# Simple (not for me) algebra problem

• Mar 11th 2011, 07:45 AM
flashylightsmeow
Simple (not for me) algebra problem
I'm working from a book called Mathematics for Economics and Finance (Martin Anthony and Norman Biggs) I have a problem with one of their damn examples on supply and demand.

the supply set is S={(p,q)|q=bp-a} and D={(p,q)|q=c-dp}

when an excise tax is imposed i need to find the equilibrium quantity ($\displaystyle q^{T}$)

this is found by finding the equilibrium price ($\displaystyle p^{T}$)

So I solve simultaneously and get:

$\displaystyle p^{T}=\frac{(c+a)}{(b+d)}+\frac{bT}{b+d}$

which is in the book. Now I need to find qT which the book states is found by:

$\displaystyle q^{T}=c-dp^{T}=\frac{(bc-ad)}{(b+d)}+\frac{bdT}{b+d}$

I can't figure out how the hell these people managed to get bc-ad, Can someone tell me how they got this!?
• Mar 11th 2011, 09:01 AM
HallsofIvy
Okay, so you know that $\displaystyle p^T= \frac{c+a}{b+d}+ \frac{bT}{b+d}$. You also know that q= c- dp.
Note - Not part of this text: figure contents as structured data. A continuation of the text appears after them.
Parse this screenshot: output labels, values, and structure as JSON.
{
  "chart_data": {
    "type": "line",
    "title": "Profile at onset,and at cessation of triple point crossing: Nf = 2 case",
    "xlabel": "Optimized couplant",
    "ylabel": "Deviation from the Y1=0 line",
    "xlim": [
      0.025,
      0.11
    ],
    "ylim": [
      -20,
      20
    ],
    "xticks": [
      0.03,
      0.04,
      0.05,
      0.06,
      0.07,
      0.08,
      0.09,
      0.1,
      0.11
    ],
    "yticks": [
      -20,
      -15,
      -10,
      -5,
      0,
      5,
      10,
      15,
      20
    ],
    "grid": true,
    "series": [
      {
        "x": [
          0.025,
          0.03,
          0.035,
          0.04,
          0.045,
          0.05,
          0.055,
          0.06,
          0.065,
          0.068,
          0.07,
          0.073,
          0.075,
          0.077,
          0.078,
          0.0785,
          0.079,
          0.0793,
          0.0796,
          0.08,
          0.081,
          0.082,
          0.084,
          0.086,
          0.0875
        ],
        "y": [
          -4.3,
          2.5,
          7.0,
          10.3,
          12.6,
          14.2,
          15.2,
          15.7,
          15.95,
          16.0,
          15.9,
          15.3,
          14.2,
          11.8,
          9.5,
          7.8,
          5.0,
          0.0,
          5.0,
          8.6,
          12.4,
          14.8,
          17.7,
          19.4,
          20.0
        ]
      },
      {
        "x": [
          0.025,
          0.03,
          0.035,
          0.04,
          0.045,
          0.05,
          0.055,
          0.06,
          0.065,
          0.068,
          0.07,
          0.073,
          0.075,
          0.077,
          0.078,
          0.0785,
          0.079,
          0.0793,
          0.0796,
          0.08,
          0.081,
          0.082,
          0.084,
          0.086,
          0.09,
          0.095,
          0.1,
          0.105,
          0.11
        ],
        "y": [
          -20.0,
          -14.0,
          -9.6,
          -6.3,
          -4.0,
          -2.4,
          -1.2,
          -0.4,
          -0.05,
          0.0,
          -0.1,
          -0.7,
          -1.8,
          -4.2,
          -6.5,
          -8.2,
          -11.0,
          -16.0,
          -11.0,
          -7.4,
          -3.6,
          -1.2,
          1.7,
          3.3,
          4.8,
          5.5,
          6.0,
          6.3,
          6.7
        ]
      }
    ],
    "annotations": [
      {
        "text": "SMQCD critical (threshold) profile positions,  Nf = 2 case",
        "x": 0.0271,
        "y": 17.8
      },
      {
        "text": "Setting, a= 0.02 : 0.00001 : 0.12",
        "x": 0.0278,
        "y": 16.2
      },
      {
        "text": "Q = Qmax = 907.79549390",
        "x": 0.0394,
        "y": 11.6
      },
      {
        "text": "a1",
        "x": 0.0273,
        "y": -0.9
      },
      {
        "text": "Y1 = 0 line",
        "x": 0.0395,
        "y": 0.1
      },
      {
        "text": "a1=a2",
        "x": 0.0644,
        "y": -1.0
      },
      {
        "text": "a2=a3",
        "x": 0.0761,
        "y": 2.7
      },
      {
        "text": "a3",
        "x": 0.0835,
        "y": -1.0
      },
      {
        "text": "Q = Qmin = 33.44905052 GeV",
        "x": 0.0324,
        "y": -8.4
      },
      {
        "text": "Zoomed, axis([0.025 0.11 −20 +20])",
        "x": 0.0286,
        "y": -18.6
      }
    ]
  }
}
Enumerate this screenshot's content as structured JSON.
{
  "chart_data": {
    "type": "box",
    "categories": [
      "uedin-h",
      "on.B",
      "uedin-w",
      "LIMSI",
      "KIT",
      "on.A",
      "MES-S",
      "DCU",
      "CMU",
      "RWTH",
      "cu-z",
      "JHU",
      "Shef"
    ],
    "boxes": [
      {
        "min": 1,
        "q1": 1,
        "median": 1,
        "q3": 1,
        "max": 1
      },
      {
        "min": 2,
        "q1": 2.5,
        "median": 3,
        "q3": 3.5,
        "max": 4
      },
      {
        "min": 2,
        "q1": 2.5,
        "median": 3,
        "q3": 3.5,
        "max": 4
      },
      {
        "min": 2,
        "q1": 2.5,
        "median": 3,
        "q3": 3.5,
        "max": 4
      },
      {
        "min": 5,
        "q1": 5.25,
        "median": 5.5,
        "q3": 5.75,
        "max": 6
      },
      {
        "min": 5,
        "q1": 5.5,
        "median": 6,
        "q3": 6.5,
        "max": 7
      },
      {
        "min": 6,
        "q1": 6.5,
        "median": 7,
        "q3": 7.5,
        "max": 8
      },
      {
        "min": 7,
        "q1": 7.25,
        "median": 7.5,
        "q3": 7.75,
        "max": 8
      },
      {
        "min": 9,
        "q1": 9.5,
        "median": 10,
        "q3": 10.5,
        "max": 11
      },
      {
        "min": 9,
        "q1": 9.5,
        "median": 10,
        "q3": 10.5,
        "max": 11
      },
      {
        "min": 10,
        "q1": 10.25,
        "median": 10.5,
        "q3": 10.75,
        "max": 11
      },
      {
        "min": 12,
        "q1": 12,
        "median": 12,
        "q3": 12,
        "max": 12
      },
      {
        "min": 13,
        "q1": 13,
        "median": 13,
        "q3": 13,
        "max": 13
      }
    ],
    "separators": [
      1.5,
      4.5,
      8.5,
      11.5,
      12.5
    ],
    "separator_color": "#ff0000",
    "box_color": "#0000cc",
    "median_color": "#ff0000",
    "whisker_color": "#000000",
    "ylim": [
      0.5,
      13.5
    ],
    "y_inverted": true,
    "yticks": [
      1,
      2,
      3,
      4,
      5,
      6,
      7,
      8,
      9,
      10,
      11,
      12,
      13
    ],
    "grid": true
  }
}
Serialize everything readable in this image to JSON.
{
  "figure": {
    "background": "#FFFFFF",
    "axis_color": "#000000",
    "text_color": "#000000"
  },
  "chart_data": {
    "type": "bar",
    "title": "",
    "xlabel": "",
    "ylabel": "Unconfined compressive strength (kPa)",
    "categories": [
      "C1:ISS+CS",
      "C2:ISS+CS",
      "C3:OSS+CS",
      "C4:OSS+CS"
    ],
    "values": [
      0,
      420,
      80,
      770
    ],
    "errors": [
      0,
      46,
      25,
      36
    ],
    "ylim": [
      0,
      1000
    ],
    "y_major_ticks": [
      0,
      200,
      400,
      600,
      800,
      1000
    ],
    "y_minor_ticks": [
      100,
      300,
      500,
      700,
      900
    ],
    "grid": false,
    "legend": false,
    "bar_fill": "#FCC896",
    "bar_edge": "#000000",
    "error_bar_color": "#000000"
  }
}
So $\displaystyle q= c- \frac{dc+ da}{b+d}- \frac{dc+da}{b+d}- \frac{bT}{b+d}$
$\displaystyle \frac{cb+ cd}{b+d}- \frac{dc+ da}{b+d}- \frac{bdT}{b+d}$

Notice that the two "cd" and "dc" terms cancel, leaving cb- da= bc- ad. Of course, because it is subtracted, $\displaystyle -\frac{bT}{b+d}$ becomes $\displaystyle \frac{bT}{b+d}$.